Every major facility in Iraq had been destroyed and the country’s infrastructure annihilated. Today, several tons of radioactive uranium bomb fragments are still scattered all over the country. The negative impact of the sanctions is still palpable today.


As American and Iraqi leaders argue about who is to blame for the result of the sanctions, the children of Iraq bear the brunt of the tragedy. Hospitals that once were renowned in Iraq and neighboring countries for the advanced medical care they provided now lack the basic necessities and medication to heal and cure. Only those desperate masses that cannot afford anything else are treated with minimal equipment, drugs and expertise, in what are now but empty shells.
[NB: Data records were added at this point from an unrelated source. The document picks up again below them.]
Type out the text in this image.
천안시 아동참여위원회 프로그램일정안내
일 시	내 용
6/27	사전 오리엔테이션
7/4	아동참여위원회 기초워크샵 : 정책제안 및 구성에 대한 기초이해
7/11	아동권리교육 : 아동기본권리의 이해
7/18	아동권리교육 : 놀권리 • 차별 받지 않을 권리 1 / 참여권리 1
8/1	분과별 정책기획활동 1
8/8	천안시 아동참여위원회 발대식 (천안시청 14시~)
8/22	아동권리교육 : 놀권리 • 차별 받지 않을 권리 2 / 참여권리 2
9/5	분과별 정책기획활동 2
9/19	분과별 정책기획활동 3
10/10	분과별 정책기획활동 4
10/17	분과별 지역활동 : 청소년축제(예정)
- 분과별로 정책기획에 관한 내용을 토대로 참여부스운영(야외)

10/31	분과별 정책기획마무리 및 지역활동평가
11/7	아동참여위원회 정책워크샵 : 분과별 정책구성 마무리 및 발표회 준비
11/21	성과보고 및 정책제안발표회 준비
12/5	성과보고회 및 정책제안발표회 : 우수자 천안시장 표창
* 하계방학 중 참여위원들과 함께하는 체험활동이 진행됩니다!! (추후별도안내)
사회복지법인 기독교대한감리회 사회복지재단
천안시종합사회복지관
The sanctions imposed on Iraq prevents it from selling its resources and oil, and thus from meeting its essential needs with the proceeds of its oil sales. The relatively small revenue generated as a result of the UN oil-for-food program (USD 5.6 billion every six months) is not spent as it should owing to the amount of red tape required by the United Nations and poor management by Iraq. Ultimately, sanctions that were designed to weaken Iraq's leadership are now hurting those they were meant to protect.

Today, close to 5,000 children every month die from a variety of resultant illnesses (according to a recent report by UNICEF), and a large number of Iraqi children suffer from malnutrition and congenital abnormalities.